Des statistiques complémentaires sur les revenus gagnés, excluant les transferts, indiquent que l’écart se creuse entre les ménages les plus fortunés et les autres. Entre 1999 et 2010, le revenu moyen du vingt pourcents des ménages les plus favorisés est passé de 108000 à 152000 dollars tandis que le revenu moyen de l’autre quatre-vingt pourcents est passé de 23000 à 33000 dollars. Les gouvernements ont donc décidé de réaliser moins de redistribution de la richesse alors que le maintien de l’équilibre antérieur exigerait davantage de redistribution. On peut analyser ces résultats d’un point de vue éthique mais on peut aussi les considérer comme une menace à la prospérité économique et à la survie du système politique, comme semble le faire le milliardaire américain Warren Buffet.
Pourriez-vous, s’il-vous-plaît, m’expliquer comment vous êtes arrivés à la ventilation par quintile des « Diminutions des dépenses publiques » du tableau 10 ci-haut?
C’est que ces diminutions de dépenses publiques ne sont pas proportionnelles aux dépenses publiques de 2007-2008 apparaissant dans votre premier tableau. (Par exemple, le ratio -2659/30722 pour le premier quintile, n’est pas égal au ratio -2265/32250 pour le 5e quintile)
Ces ratios inégaux semblent indiquer que vous avez ventilé les « Diminutions des dépenses publiques » en proportion des dépenses publiques de 1999 (Chiffres que vous ne fournissez pas, ce qui m’empêche de vérifier cette dernière hypothèse).
S’il s’agit bien de ventilation en proportion des dépenses publiques de 1999, pourriez vous m’indiquer ces dépenses publiques par quintile?
Merci.
Vous avez raison de poser la question M. Le Crible, la méthode n’est pas décrite en détail dans ce sommaire. Les baisses d’impôt ont été plus marquées au fédéral. On a donc ajusté séparément les dépenses fédérales au Québec et les dépenses provinciales, en fonction des baisses d’impôt de chaque administration. J’espère que cela répond à votre interrogation.

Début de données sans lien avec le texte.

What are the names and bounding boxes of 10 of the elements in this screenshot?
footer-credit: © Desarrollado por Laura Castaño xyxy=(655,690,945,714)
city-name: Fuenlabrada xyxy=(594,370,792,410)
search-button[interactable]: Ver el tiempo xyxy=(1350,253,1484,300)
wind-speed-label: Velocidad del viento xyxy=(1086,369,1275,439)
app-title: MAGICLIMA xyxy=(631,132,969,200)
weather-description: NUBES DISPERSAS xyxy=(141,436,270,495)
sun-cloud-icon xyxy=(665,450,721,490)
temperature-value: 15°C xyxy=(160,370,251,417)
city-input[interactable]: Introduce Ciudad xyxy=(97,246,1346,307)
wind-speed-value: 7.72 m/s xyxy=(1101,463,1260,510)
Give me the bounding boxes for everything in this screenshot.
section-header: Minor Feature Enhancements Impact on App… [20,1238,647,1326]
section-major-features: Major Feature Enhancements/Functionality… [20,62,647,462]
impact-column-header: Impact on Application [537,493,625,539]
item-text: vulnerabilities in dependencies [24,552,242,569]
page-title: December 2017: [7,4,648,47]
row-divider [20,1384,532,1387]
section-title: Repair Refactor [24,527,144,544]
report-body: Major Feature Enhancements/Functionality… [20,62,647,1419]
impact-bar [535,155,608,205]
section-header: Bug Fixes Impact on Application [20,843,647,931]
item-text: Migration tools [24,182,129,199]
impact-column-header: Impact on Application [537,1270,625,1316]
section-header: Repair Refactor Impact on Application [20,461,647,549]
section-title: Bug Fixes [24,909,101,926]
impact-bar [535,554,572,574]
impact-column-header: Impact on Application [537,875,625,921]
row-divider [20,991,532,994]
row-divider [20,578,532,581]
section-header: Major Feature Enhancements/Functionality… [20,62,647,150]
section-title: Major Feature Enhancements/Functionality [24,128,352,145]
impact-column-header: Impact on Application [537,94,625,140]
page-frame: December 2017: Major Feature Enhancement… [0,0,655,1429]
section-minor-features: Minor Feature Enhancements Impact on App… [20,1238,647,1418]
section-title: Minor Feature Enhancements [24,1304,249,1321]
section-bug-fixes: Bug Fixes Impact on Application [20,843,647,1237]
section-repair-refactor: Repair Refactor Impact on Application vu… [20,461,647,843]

Merci de votre réponse Pierre. Je comprends maintenant la raison des différents ratios.
Cela étant dit que crois que vous avez fait deux erreurs importantes dans votre votre estimation des diminutions des dépenses publiques découlant des réductions d’impôts.
1) Plusieurs études ont conclu que les réductions d’impôts augmentent les revenus déclarés et qu’il n’en découle donc pas des diminutions d’entrées fiscales équivalentes aux réductions d’impôts appliqués aux revenus déclarés. Certains soutiennent même que les réductions d’impôt augmentent les entrées fiscales.
2) Les gouvernements démontrent un penchant favorable aux moins bien nantis en levant des impôts pour redistribuer plus de richesse aux plus démunis qu’aux mieux nantis. Il me semble peu logique de supposer, comme vous l’avez fait, que le penchant des gouvernements s’inverse totalement juste à cause d’une réduction d’entrées fiscales (s’il y a réduction).
1) On devrait donc baisser encore plus les impôts pour se payer les services publics qu’on avait avant. Ce sont de vieilles histoires qui roulent depuis longtemps,je n’ai jamais vu d’étude chiffrée concluante et pas un gouvernement qui ait appliqué cette idée avec succès
2)Il faut voir l’inverse : les réductions d’entrées fiscales parce que le penchant s’est inversé.